Help Burma Travel Democracy's Road

AS Burma ready for democracy? Wherever oppression reigns, one of the oppressors' first excuses is that because of historical, economic, or social circumstances, the people are not fit for direct elections or a choice of parties.

Burma is no exception. But today, there's a sliver of hope that the military junta ruling the country is becoming a touch less repressive. Last weekend, Aung San Suu Kyi, winner of the Nobel Peace Prize and symbol of the struggle for democracy and human rights, was reunited with her family for the first time in over two years. She remains under house arrest in her Rangoon home, but a number of other political prisoners, including former Prime Minister U Nu, have been released.

Gen. Saw Maung has been replaced as leader of the junta by Gen. Than Shwe, his deputy. Government officials are talking about drafting a constitution that would satisfy ethnic minorities such as the Karens, who have been fighting for self-rule since soon after Burma became independent in 1948.

Burmese inside and outside the country are understandably cautious. Asia Watch, the human rights organization, has just published a well-documented report on torture, rape, and killings of Muslim minority peasants in the eastern province of Arakan, perpetrated by Burmese soldiers and officers.

Furthermore, it is not yet clear to what extent the junta's leadership has really changed, whether security chief Khin Nyunt continues to mastermind the junta's policies, and what influence is exercised by ostensibly retired, long-time ruler Ne Win.

But the international community's political and economic ostracism of the Burmese regime is beginning to tell. This ostracism does not go as far as an explicit, across-the-board trade embargo, and two important neighbors, China and Thailand, continue to trade extensively with Rangoon. China has supplied $1.2 billion in arms, and Thailand exploits valuable teak concessions in Burma. Both countries are conduits for the drug traffic originating in the poppy fields of Burma's Shan region.

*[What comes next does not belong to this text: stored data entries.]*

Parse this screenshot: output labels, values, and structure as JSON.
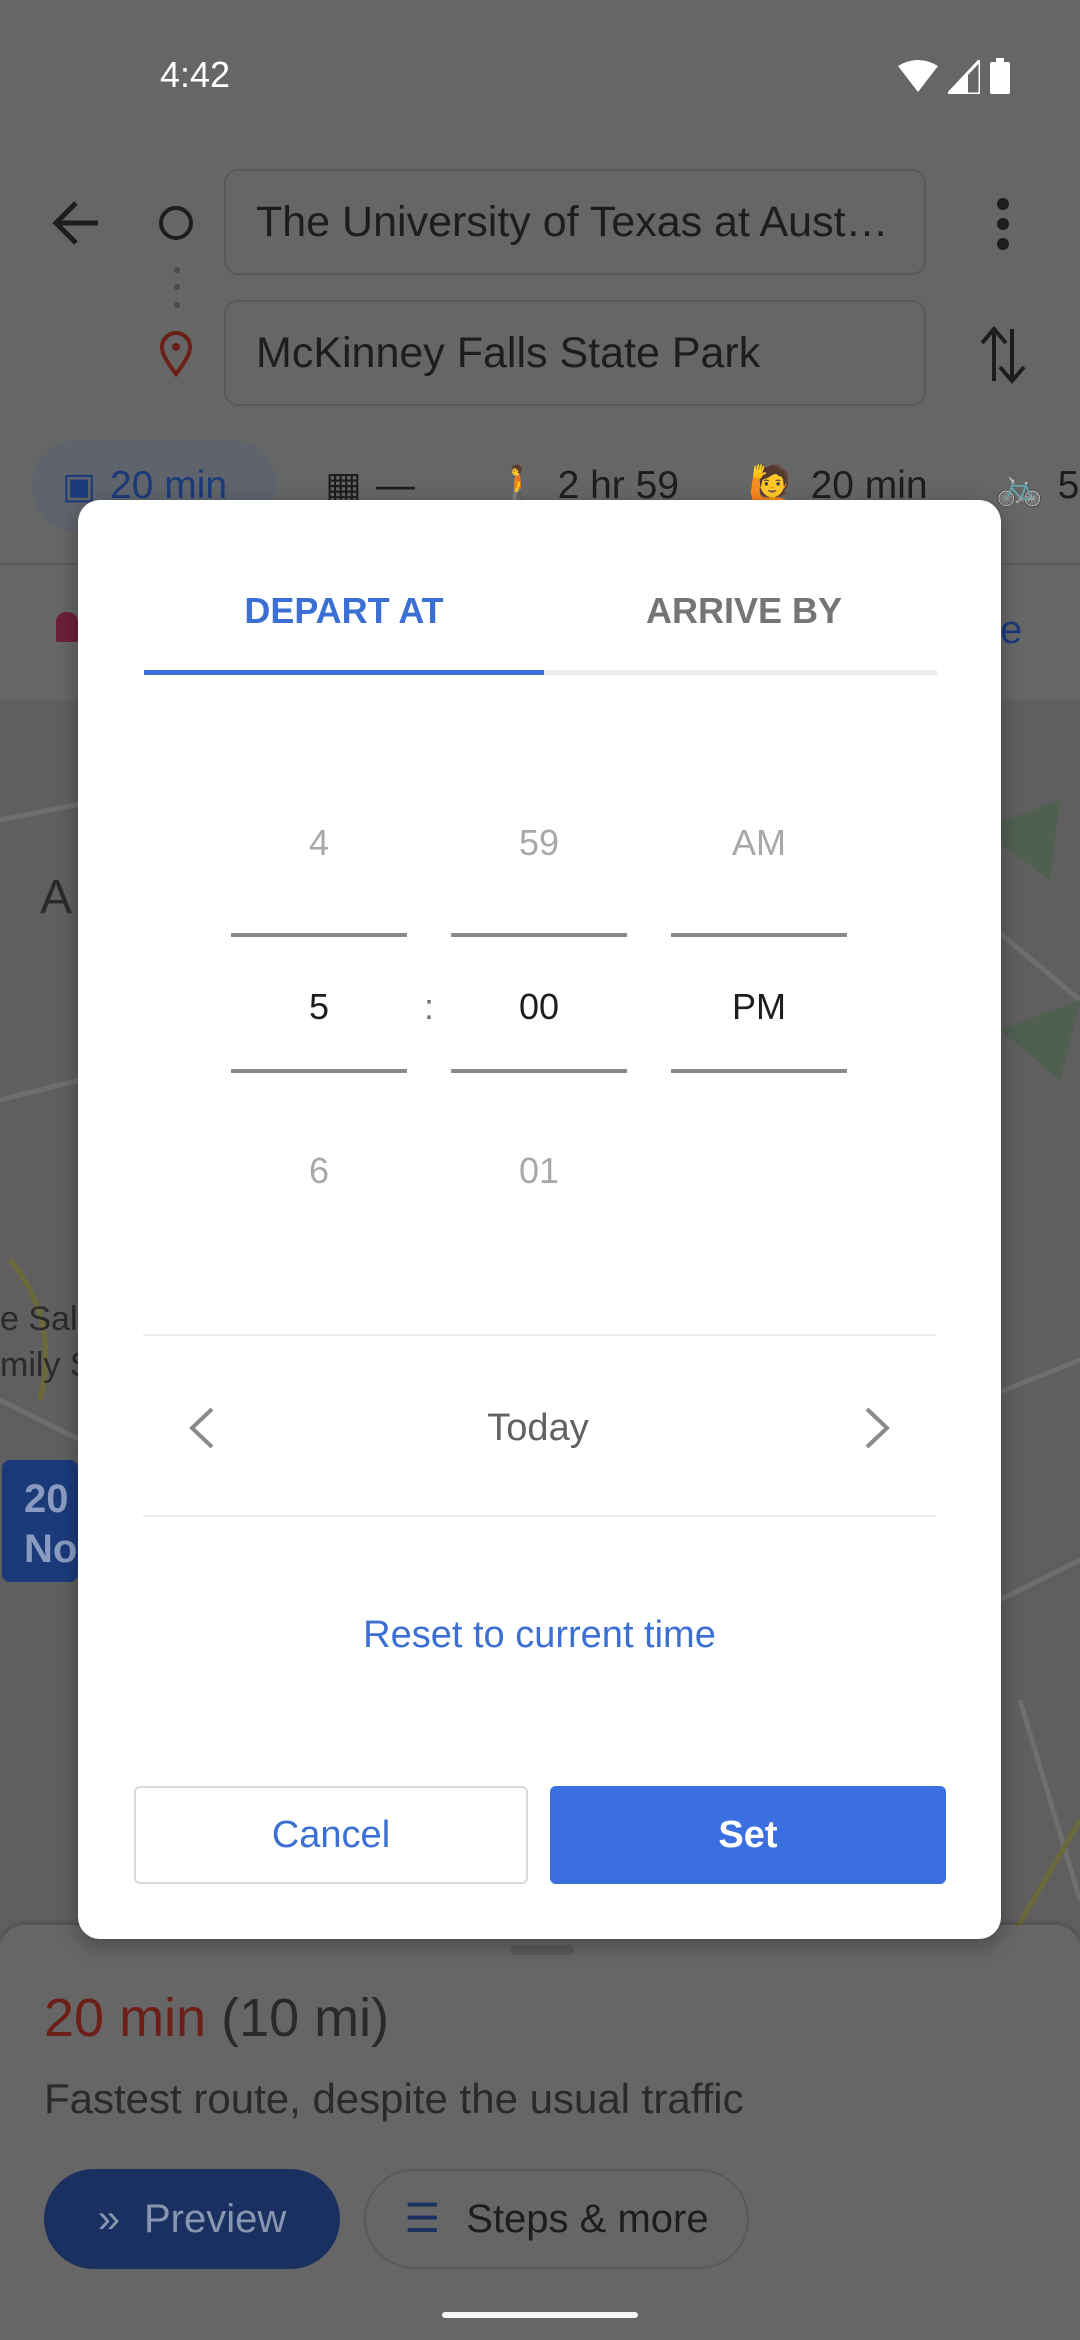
{
  "status_bar": {
    "time": "4:42"
  },
  "directions": {
    "origin": "The University of Texas at Aust…",
    "destination": "McKinney Falls State Park"
  },
  "modes": [
    {
      "icon": "car-icon",
      "label": "20 min"
    },
    {
      "icon": "transit-icon",
      "label": "—"
    },
    {
      "icon": "walk-icon",
      "label": "2 hr 59"
    },
    {
      "icon": "rideshare-icon",
      "label": "20 min"
    },
    {
      "icon": "bike-icon",
      "label": "5"
    }
  ],
  "map": {
    "labels": [
      "A",
      "e Salv",
      "mily S"
    ],
    "badge": [
      "20",
      "No"
    ],
    "partial_link": "e"
  },
  "dialog": {
    "tabs": [
      {
        "label": "DEPART AT",
        "active": true
      },
      {
        "label": "ARRIVE BY",
        "active": false
      }
    ],
    "hour": {
      "prev": "4",
      "value": "5",
      "next": "6"
    },
    "separator": ":",
    "minute": {
      "prev": "59",
      "value": "00",
      "next": "01"
    },
    "ampm": {
      "prev": "AM",
      "value": "PM"
    },
    "day": "Today",
    "reset": "Reset to current time",
    "cancel": "Cancel",
    "set": "Set",
    "accent": "#3b6fd4"
  },
  "route": {
    "duration": "20 min",
    "distance": "(10 mi)",
    "summary": "Fastest route, despite the usual traffic",
    "preview": "Preview",
    "steps": "Steps & more"
  }
}
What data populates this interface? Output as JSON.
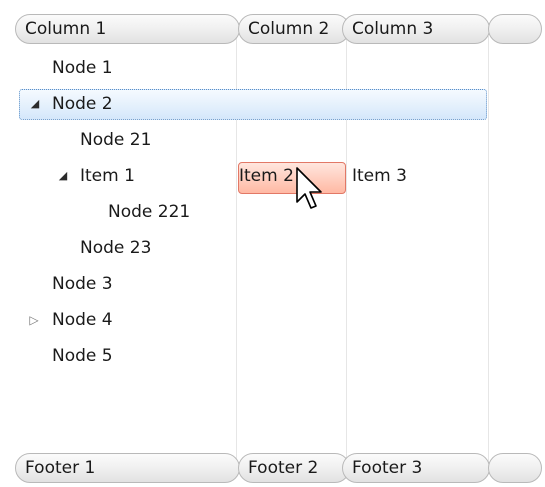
{
  "header": {
    "columns": [
      "Column 1",
      "Column 2",
      "Column 3",
      ""
    ]
  },
  "footer": {
    "cells": [
      "Footer 1",
      "Footer 2",
      "Footer 3",
      ""
    ]
  },
  "rows": [
    {
      "col1": "Node 1",
      "col2": "",
      "col3": ""
    },
    {
      "col1": "Node 2",
      "col2": "",
      "col3": "",
      "expander": "open",
      "selected": true
    },
    {
      "col1": "Node 21",
      "col2": "",
      "col3": ""
    },
    {
      "col1": "Item 1",
      "col2": "Item 2",
      "col3": "Item 3",
      "expander": "open",
      "hover": true
    },
    {
      "col1": "Node 221",
      "col2": "",
      "col3": ""
    },
    {
      "col1": "Node 23",
      "col2": "",
      "col3": ""
    },
    {
      "col1": "Node 3",
      "col2": "",
      "col3": ""
    },
    {
      "col1": "Node 4",
      "col2": "",
      "col3": "",
      "expander": "closed"
    },
    {
      "col1": "Node 5",
      "col2": "",
      "col3": ""
    }
  ],
  "icons": {
    "expanded": "triangle-down-icon",
    "collapsed": "triangle-right-icon",
    "cursor": "mouse-pointer-icon"
  },
  "colors": {
    "selection": "#d4e7fb",
    "selection_border": "#5b8fc7",
    "hover_fill": "#ffcbbb",
    "hover_border": "#e27866",
    "header_border": "#b9b9b9"
  }
}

Nevertheless, the regime is close to being an international pariah, and must weigh the cost of its brutal internal policies in terms of sharply limited access to international aid and markets.

The junta's new leadership is said to be pragmatic. Will this pragmatism go so far as to release Ms. Suu Kyi - the one move that would impress the international community more than any other? The generals know they cannot let Suu Kyi go without unmuzzling her and letting her remain in the country. Those closest to her say she would not agree to any other condition.

Nearly three years after the junta isolated her within her own house, and nearly two years since it forced her British husband and two sons to leave the country, Suu Kyi's charisma is undiminished, and her ringing affirmation, "It is not power that corrupts, but fear" seems prophetic.

In her essay, "In Quest of Democracy," Suu Kyi draws on her months of tramping across the villages of Burma to insist that although ordinary Burmese may have little experience of democracy as a social system, they are hungry for "such basic ideas as representative government, human rights, and the rule of law."

The Burmese may be poor today after decades of military mismanagement, but they are rich in human resources: In their tradition the village school is as valued an institution as is the Buddhist temple. Nor did the Burmese ever believe in the divine right of kings, Suu Kyi maintains. The traditional "ten duties of kings" include non-opposition to the will of the people.

To hasten Suu Kyi's release and the restoration of democracy to Burma, the international community must maintain and strengthen its political and economic isolation of Burma. It should eliminate loopholes such as continuing economic aid from Japan or oil-exploring concessions granted to American and other companies. The most glaring loopholes - trade with China and Thailand - should be taken up directly with those countries.

Some day Burma will be free - there is no question about that.On that day, the international community should be able to take pride in saying, "Our help counted."